Taking a look at the playlists for my show on Boston’s WZBC might give the more seasoned college-radio listener a bit of déjà vu: They’re filled with bands like Versus, Team Dresch, and Sleater-Kinney, who were at the top of the CMJ charts back in the ’90s. But the records they released in 2019 turned out to be some of the year’s best rock.
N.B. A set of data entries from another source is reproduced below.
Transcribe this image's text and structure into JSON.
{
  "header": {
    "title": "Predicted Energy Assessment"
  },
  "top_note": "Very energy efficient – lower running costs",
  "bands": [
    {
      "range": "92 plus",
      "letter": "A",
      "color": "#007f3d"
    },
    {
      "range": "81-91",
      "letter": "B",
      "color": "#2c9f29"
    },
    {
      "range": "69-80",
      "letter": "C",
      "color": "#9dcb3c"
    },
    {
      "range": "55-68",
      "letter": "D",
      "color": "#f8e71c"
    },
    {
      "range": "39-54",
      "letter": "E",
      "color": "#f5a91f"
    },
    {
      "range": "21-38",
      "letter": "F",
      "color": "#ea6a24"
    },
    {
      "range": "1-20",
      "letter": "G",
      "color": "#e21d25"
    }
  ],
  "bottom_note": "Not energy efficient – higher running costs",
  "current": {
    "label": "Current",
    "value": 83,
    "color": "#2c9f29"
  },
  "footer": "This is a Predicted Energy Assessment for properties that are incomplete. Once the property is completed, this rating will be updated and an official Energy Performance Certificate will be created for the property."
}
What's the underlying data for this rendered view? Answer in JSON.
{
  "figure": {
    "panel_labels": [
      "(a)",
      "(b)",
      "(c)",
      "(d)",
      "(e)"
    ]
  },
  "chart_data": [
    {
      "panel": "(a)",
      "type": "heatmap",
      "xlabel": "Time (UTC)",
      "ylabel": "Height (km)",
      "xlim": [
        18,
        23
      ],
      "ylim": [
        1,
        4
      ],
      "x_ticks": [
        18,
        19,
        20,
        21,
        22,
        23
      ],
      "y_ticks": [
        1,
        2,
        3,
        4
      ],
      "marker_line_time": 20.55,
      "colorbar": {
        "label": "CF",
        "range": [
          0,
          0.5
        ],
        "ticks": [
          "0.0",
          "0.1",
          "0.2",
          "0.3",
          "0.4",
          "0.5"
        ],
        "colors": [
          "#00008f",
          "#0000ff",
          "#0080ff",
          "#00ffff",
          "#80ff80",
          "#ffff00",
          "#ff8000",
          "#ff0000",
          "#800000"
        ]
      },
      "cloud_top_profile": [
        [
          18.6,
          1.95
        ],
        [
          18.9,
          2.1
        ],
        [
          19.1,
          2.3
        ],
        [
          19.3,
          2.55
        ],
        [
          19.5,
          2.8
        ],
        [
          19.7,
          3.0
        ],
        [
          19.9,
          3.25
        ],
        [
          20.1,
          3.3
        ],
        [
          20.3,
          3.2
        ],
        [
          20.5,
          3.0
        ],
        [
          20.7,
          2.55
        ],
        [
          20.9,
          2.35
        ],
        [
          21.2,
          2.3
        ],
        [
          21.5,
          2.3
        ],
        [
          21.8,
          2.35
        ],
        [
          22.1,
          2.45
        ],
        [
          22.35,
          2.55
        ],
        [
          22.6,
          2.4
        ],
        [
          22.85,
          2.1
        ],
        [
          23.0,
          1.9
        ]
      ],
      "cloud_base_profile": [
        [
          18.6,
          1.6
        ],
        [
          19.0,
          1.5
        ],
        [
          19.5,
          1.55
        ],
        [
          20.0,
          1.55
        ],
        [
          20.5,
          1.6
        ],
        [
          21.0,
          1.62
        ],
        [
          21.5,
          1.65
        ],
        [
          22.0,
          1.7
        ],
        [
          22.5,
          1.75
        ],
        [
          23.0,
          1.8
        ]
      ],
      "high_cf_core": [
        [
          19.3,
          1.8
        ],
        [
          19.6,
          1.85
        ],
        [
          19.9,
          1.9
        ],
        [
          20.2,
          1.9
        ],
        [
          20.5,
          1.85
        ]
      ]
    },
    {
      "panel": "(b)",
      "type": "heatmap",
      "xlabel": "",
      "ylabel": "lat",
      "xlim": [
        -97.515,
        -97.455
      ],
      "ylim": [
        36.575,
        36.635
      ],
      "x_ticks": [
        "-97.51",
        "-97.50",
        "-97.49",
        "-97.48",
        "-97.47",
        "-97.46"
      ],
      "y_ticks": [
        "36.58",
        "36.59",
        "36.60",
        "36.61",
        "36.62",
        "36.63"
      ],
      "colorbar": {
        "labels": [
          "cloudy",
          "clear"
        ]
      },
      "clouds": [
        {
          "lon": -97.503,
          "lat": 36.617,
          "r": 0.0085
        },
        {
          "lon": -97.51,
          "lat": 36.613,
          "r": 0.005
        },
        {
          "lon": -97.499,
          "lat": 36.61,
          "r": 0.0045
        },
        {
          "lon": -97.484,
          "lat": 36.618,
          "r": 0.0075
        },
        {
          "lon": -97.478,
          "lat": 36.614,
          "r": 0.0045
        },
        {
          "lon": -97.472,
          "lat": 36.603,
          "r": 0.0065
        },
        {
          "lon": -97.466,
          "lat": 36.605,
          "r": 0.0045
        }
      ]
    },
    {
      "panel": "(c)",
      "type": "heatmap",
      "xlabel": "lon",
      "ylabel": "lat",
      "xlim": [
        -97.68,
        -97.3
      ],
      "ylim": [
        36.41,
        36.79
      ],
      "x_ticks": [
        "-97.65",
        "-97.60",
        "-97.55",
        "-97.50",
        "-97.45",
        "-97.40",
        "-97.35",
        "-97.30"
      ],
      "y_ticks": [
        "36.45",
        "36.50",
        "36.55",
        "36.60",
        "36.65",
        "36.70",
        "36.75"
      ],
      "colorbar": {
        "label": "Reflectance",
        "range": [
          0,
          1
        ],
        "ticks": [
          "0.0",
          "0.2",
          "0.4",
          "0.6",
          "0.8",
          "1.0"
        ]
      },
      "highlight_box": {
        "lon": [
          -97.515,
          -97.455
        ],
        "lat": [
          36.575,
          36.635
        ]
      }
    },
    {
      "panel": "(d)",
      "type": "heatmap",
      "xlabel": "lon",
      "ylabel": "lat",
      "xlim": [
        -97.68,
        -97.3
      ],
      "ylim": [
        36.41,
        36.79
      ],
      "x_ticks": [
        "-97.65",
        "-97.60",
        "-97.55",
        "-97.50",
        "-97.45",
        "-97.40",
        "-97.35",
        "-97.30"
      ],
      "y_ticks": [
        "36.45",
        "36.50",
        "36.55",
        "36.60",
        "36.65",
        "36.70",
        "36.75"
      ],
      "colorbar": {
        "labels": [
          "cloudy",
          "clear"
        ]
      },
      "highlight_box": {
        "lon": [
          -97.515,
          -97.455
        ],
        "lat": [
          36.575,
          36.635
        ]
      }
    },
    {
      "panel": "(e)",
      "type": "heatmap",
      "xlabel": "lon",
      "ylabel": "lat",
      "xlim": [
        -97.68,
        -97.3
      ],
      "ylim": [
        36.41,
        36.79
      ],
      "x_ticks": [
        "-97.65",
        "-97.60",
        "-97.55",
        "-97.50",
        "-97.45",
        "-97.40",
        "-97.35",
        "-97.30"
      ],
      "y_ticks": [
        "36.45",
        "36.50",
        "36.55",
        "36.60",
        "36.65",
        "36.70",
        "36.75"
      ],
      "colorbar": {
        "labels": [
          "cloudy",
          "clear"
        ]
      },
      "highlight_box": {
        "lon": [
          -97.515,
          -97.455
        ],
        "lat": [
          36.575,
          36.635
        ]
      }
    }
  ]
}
Versus, whose Ex Nihilo EP and Ex Voto full-length were part of a creative run for leader Richard Baluyut that also included a tour by his pre-Versus outfit Flower and his 2000s band +/-, put out a lot of beautifully thrashy rock; Team Dresch returned with all cylinders blazing and singers Jody Bleyle and Kaia Wilson wailing their hearts out on “Your Hands My Pockets”; and Sleater-Kinney confronted middle age head-on with their examination of finding one’s footing, The Center Won’t Hold.Italian guitar heroes Uzeda—who have been putting out proggy, riff-heavy music for three-plus decades—released their first record in 13 years, the blistering Quocumque jerceris stabit; Imperial Teen, led by Faith No More multi-instrumentalist Roddy Bottum, kept the weird hooks coming with Now We Are Timeless; and high-concept Californians That Dog capped off a year of reissues with Old LP, their first album since 1997. Juliana Hatfield continued the creative tear she’s been on this decade with two albums: Weird, a collection of hooky, twisty songs that tackle alienation with searing wit, and Juliana Hatfield Sings the Police, her tribute record to the dubby New Wave chart heroes (in the spirit of the salute to Olivia Newton-John she released in 2018). And our playlist finishes with Mary Timony, formerly of the gnarled rockers Helium and currently part of the power trio Ex Hex, paying tribute to her former Autoclave bandmate Christina Billotte via an Ex Hex take on “What Kind of Monster Are You?,” one of the signature songs by Billotte’s ’90s triple threat Slant 6.